The paper tackles the problem of automatically populating ImageNet with bounding-box and segmentation annotations by transferring knowledge from annotated to unannotated classes, achieving high localization accuracy (73% average overlap) for 30% of images.
We propose a method for knowledge transfer between semantically related classes in ImageNet. By transferring knowledge from the images that have bounding-box annotations to the others, our method is capable of automatically populating ImageNet with many more bounding-boxes and even pixel-level segmentations. The underlying assumption that objects from semantically related classes look alike is formalized in our novel Associative Embedding (AE) representation.
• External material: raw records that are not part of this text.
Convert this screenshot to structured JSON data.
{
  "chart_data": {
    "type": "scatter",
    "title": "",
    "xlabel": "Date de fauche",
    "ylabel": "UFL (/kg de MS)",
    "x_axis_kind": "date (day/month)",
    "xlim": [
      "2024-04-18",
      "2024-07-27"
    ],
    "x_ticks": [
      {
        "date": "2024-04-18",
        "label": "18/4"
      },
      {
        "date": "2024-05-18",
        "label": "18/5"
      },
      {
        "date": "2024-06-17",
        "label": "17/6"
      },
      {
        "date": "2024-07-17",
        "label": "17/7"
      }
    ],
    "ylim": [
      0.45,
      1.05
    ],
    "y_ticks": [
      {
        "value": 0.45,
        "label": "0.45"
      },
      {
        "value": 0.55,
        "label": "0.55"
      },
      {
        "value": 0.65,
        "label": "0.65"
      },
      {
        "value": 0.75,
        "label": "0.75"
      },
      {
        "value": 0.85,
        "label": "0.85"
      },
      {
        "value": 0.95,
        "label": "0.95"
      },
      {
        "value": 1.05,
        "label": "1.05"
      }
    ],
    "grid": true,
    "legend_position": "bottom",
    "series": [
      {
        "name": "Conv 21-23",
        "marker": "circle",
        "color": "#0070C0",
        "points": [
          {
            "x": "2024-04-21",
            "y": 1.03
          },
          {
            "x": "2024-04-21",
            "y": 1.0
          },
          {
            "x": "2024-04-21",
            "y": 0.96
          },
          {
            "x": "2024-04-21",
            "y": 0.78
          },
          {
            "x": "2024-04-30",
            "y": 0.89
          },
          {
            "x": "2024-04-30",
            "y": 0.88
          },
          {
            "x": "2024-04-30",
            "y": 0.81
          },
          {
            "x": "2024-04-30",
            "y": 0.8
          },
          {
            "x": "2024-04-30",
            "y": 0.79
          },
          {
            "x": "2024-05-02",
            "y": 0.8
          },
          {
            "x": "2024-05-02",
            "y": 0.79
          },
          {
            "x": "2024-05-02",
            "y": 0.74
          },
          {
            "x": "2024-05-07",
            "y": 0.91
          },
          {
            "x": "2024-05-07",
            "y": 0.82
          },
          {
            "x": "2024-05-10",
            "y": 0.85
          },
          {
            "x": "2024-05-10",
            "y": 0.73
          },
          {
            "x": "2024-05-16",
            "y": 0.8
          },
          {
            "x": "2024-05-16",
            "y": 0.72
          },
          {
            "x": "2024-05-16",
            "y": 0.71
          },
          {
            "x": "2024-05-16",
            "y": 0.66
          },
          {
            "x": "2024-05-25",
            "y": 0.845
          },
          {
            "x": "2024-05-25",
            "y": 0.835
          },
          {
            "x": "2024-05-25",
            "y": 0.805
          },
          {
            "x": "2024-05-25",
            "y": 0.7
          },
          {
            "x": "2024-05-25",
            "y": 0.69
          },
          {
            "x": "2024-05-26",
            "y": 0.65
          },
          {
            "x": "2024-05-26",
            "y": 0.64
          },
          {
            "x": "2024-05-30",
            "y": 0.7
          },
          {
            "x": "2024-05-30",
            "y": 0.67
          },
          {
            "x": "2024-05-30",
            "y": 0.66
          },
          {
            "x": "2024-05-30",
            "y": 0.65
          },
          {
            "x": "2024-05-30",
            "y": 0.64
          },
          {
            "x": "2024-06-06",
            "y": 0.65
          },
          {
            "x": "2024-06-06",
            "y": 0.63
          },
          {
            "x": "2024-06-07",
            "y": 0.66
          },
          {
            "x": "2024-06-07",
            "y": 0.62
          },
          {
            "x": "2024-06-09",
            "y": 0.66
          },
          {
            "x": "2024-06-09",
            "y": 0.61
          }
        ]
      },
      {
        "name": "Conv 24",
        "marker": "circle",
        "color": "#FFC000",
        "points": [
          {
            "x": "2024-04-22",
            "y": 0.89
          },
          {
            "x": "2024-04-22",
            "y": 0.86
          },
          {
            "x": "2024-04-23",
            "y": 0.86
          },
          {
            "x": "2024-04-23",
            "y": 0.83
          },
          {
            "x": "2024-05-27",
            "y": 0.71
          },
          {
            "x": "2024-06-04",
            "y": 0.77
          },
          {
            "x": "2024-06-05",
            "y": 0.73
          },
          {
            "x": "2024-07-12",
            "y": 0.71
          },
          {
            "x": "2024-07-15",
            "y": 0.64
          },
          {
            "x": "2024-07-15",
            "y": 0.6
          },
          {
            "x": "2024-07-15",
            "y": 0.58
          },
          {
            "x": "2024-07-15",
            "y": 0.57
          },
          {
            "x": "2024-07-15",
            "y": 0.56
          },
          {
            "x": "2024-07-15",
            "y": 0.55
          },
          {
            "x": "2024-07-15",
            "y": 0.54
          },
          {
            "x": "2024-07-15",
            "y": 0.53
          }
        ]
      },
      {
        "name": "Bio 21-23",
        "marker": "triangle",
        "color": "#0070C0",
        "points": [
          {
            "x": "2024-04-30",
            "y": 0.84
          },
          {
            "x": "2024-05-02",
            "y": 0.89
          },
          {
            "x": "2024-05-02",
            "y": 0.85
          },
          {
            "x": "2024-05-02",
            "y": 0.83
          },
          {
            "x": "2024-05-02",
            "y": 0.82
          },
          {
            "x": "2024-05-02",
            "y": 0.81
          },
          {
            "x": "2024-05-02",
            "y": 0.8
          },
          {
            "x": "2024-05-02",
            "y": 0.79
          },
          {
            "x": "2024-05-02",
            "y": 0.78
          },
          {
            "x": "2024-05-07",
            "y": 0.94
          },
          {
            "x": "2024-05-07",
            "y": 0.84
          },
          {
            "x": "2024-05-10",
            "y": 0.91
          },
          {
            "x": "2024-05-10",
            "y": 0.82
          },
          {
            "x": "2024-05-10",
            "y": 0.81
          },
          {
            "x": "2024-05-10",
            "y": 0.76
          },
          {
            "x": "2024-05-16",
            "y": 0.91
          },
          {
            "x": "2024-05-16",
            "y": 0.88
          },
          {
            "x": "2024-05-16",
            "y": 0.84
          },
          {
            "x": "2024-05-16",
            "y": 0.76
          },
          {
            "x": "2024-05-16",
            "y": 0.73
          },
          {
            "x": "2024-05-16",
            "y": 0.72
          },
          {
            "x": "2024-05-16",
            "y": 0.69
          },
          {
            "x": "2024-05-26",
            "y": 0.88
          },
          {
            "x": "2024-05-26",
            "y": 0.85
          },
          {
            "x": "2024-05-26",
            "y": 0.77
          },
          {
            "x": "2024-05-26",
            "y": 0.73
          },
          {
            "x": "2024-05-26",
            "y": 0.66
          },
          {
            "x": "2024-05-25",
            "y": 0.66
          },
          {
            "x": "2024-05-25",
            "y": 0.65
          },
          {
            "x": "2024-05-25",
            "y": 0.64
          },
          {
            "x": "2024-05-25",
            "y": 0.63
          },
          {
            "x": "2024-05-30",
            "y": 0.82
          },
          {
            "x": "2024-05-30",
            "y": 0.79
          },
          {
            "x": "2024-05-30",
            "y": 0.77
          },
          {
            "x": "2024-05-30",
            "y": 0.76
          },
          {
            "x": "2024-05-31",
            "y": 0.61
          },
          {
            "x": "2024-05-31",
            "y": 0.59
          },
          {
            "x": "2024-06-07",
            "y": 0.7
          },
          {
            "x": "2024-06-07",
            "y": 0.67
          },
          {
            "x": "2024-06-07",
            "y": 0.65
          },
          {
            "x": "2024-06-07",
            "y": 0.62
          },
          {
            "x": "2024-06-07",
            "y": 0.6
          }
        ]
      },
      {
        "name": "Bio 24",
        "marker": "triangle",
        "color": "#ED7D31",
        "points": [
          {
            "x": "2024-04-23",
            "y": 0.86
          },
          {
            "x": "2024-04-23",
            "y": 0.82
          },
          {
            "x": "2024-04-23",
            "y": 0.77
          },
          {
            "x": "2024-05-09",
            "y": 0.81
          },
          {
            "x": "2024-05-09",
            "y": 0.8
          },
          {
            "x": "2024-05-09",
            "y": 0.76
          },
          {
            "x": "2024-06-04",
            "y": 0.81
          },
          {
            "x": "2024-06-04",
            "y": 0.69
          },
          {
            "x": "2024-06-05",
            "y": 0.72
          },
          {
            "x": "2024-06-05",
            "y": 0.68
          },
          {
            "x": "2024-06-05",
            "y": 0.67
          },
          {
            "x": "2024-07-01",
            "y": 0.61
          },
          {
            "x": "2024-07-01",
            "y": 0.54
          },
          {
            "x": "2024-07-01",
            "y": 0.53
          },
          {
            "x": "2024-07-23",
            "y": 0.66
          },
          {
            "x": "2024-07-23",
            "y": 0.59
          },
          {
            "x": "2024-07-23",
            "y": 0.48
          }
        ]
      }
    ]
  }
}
AE recovers the latent low-dimensional space of appearance variations among image windows. The dimensions of AE space tend to correspond to aspects of window appearance (e.g. side view, close up, background). We model the overlap of a window with an object using Gaussian Processes (GP) regression, which spreads annotation smoothly through AE space. The probabilistic nature of GP allows our method to perform self-assessment, i.e. assigning a quality estimate to its own output. It enables trading off the amount of returned annotations for their quality. A large scale experiment on 219 classes and 0.5 million images demonstrates that our method outperforms state-of-the-art methods and baselines for both object localization and segmentation. Using self-assessment we can automatically return bounding-box annotations for 30% of all images with high localization accuracy (i.e.~73% average overlap with ground-truth).